Trump’s ‘incredibly misleading’ claim on Mexico

Donald Trump says Mexico isn’t playing fair on trade.

He argues that Mexico sets a trade barrier on U.S. companies, but the same penalty isn’t applied to Mexican companies that sell in America.

“When we sell into Mexico, there’s a tax…When they sell into us, there’s no tax. It’s a defective agreement,” Trump said at the debate on Monday.

His critics believe his latest comment is misleading. It is true that Mexico has a 16% value-added tax (VAT) that American companies must pay in Mexico. It’s also true that Mexican companies don’t pay a VAT tax in the United States.

However, Mexican companies do pay the same VAT tax in Mexico that U.S. companies pay.

Trade experts say the VAT tax isn’t a trade barrier, or tariff, because local companies are paying the same tax in their home country.

“He was implying that it’s a trade barrier, and it’s just not,” says Alan Deardorff, an economics professor at the University of Michigan. Trump’s comment Monday night “was incredibly misleading.”

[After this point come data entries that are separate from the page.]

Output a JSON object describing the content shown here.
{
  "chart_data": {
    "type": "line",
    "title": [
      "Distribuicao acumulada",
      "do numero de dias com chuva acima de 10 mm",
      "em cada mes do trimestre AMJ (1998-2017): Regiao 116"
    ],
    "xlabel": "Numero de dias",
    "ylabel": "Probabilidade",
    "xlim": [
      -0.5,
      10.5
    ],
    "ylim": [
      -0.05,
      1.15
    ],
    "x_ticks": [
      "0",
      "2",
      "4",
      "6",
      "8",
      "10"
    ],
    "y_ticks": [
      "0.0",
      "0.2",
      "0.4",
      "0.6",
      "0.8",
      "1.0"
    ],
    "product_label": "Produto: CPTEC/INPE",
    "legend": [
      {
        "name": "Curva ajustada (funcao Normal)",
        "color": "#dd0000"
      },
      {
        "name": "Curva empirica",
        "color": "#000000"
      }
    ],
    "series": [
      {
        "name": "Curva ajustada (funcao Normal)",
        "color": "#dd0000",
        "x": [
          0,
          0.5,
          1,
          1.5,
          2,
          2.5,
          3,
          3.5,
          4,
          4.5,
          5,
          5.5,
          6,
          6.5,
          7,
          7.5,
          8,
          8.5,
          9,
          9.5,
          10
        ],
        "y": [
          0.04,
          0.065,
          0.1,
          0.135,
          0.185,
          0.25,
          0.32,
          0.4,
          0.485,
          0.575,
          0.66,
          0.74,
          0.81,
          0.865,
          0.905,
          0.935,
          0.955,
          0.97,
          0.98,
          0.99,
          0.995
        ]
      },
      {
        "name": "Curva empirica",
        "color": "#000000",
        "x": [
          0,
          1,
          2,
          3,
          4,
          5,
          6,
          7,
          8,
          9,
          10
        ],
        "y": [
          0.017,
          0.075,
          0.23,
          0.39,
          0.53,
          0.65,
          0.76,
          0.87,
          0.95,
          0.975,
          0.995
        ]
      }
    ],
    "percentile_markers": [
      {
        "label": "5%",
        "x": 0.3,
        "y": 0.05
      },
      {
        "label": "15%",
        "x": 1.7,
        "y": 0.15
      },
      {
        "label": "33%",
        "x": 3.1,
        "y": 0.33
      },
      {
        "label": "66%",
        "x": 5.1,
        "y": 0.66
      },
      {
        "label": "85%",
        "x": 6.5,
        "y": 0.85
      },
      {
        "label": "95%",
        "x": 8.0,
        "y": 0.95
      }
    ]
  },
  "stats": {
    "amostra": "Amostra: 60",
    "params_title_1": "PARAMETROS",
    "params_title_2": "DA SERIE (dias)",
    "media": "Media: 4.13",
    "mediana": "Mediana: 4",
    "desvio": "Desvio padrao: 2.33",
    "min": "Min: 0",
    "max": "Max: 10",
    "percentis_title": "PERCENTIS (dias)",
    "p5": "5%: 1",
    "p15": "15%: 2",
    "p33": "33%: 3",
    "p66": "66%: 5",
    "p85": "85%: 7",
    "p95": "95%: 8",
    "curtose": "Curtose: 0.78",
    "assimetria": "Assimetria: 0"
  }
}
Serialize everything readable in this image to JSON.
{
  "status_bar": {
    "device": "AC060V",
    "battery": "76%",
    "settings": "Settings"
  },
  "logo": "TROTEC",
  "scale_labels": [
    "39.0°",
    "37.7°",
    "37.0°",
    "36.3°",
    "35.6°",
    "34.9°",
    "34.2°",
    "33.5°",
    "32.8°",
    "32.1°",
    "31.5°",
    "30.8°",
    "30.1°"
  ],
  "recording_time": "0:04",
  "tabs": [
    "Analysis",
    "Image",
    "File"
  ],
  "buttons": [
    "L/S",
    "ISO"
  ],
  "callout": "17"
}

About 160 countries outside the United States have a value-added tax, which is imposed on goods and services at each stage of production and on the final sale. So companies pay the tax on improvements they make to the parts they receive from suppliers, while consumers then pay the tax when they purchase the final product. The U.S., however, levies a sales tax on purchases.

In a report released Monday, Trump’s economic advisers Peter Navarro and Wilbur Ross argue it’s not fair that products that American companies are subject to this additional levy from VAT countries. That’s because under World Trade Organization rules, foreign companies that manufacture in their own countries and then export goods to the U.S. receive a rebate on the VAT taxes they paid in their homeland.

This makes it more economical for U.S. companies to move their factories abroad and export their products back home, Trump’s advisers say. If the U.S. firm is based overseas, it also receives the rebate.

“This turns the VAT into an implicit tariff on U.S. exporters over and above the U.S. corporate income taxes they must pay,” they write.

Trump wants to exempt U.S. exports to Mexico from the VAT tax, said Gary Hufbauer, senior fellow at the Peterson Institute for International Economics. But that would likely go over as well as having the Mexican government pay for a border wall between the two countries.

“Mexican firms will scream bloody murder because they’ll say it’s unfair,” Hufbauer said, since Mexican companies still have to pay VAT taxes on goods they sell within their own border.

Mexico has become a focal point of Trump’s campaign.

He has threatened to put tariffs of 35% on some goods made in Mexico and sold in the United States. Trade experts say such a tariff would be devastating to Mexico, which sends about 80% of its exports to the United States. They also argue it would hurt U.S. exporters because Mexico could retaliate with a tariff of its own on U.S. goods.

Trump wants to renegotiate or “terminate” NAFTA, the free trade agreement between Mexico, Canada and the U.S. He says NAFTA is responsible for the loss of millions of manufacturing jobs to Mexico.

An analysis of NAFTA’s economic impact by the nonpartisan Congressional Research Service found that NAFTA has had a small, positive impact, and that it isn’t the central cause of the decline in manufacturing jobs. Trade with China and improved technology have played bigger roles, experts say.